Pero así no se escribe la historia, no con la tinta de la depresión, no con mansedumbre, no con el paso dócil de quien se resigna, no con las sílabas del miedo. Este país merece dejar de ser un sótano. No solo lo merece, lo demanda. Es un imperativo, un asunto de supervivencia, un acto de humanidad con nosotros mismos. Por eso se impone que la propia gente, la misma gente que anda errabunda de cola en cola, la misma gente que clama en masa por medicinas y alimentos, que llora en la morgue a sus muertos, o que no tiene alma para hacer la maleta del adiós, tome el protagonismo de su destino. Nos toca lo que debemos: escribir nuestra propia historia.
Y allí está ella, la pequeñísima y monumental constitución, con sus leyes, con sus artículos, con su letra sagrada que nos rige. Ella, la burlada, la deshonrada, la escarnecida. Está ella diciéndonos: hay una opción. El revocatorio. Es el tiempo constitucional del revocatorio. Y sí, también hay otras opciones: la enmienda, la renuncia, la constituyente, la calle, la locura golpista, la desesperación, la anarquía. Yo reviso la prensa, leo a los analistas, escucho a los más doctos y a los más sencillos, subrayo aquí y allá, sondeo lo que presumo sensato o vano, y todas mis modestas apreciaciones desembocan esencialmente en un pedimento: que seamos nosotros mismos los intérpretes de la resurrección del país.

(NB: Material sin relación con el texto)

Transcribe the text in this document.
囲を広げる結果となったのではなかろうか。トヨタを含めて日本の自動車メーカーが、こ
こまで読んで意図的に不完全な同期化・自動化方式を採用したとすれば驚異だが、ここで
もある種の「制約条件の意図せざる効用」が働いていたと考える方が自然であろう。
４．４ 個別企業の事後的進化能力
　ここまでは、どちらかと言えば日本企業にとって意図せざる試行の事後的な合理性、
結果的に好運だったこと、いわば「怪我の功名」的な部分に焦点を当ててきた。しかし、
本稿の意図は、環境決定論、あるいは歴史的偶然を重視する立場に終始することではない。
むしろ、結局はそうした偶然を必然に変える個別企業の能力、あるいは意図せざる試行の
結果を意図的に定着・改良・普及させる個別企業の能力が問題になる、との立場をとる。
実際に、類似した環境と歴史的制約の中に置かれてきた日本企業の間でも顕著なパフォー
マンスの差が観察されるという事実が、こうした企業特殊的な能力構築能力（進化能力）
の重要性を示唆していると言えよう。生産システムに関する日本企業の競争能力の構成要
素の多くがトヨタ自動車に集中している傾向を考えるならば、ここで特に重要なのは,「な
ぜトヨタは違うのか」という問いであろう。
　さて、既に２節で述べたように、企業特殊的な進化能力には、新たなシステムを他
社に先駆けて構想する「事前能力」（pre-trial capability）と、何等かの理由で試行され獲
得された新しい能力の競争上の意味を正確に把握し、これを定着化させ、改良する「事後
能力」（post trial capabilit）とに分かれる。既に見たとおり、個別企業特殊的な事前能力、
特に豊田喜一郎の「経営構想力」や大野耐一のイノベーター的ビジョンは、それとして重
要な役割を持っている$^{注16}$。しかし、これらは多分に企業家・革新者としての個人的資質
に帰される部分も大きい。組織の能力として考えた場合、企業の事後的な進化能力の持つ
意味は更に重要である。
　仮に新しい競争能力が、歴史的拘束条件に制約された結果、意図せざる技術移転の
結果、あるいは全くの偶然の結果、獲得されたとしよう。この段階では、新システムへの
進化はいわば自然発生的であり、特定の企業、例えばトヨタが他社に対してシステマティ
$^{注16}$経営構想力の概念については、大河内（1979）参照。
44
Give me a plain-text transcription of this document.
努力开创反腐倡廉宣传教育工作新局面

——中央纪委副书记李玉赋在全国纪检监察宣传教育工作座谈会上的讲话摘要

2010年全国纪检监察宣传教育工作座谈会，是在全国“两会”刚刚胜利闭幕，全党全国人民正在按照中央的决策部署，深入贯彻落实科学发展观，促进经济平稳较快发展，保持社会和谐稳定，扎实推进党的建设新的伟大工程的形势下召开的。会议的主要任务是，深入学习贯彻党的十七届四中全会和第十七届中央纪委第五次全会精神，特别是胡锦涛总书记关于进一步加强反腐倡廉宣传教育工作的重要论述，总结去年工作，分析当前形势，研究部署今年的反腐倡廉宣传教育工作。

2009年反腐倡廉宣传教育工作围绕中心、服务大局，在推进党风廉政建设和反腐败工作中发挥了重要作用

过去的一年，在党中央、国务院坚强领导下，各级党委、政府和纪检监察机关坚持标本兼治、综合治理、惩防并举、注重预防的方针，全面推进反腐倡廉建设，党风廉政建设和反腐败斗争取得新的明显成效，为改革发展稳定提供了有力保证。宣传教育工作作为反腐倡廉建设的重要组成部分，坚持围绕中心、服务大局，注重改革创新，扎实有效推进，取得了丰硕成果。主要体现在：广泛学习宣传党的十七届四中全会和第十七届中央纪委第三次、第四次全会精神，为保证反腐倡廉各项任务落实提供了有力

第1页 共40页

Nosotros, la gente, nosotros el larense, el oriental, el trujillano, nosotros, el hombre de frontera, nosotros amazonas, nosotros miranda, el biólogo y el oficinista, el enfermo y la cocinera, el académico y el taxista, el atribulado y la perpleja, el voluntarioso y el indefenso, en fin, el país entero. No sólo quienes aspiran a una gobernación o alcaldía, no quienes ondean su carnet político, no quienes piensan en la banda presidencial. Nosotros, los mismos que el 6 de diciembre dijimos basta. Y si no nos oyeron, si Nicolás Maduro y su ineficaz legión de ministros no entendieron, si decidieron ignorarnos, esta vez nos toca decirlo más duro. Con todos los decibeles, a todo pulmón, a toda rabia y cansancio. Y el revocatorio nos permite eso. Nos permite decir Yo revoco. Así, sin la siniestra alcabala del Tribunal Supremo de Justicia, sin laberintos y zancadillas, sin lodazales partidistas. Cada uno de nosotros puede decirlo, entonarlo así, Yo revoco, con la firmeza que merece nuestra cédula de identidad de venezolanos.
Yo revoco lo que no sirve. Yo anulo lo que me arruina. Yo invalido lo que me humilla. Yo destierro la incompetencia. Yo expulso la corrupción. Yo desautorizo la indolencia. Yo cancelo tanta muerte. Yo proscribo el cinismo. Y, sobre todo, yo revoco el miedo a no luchar por mi destino. Yo exijo al Consejo Nacional Electoral que me permita ejercer mi derecho ciudadano. Yo le exijo a la señora Tibisay Lucena, no la ofensa de su silencio, sino la respuesta necesaria en el lapso debido. Yo les demando a todos los partidos políticos de la oposición la urgencia unánime de una sola voz y un mismo propósito.
Yo, ciudadano de este atormentado y entrañable país, caraqueño hasta los huesos, venezolano hasta mi muerte, quiero, solicito, propongo, con el derecho que me confiere la constitución, revocar de su cargo al mandatario que ha llevado hasta el paroxismo la crisis más abrumadora que hemos vivido alguna vez como nación. Yo revoco al poder mediocre y envilecido. Yo revoco la pesadilla. Yo revoco tanta oscuridad. Yo, en definitiva, revoco mi dolor de ser venezolano para recuperar mi honor de ser venezolano.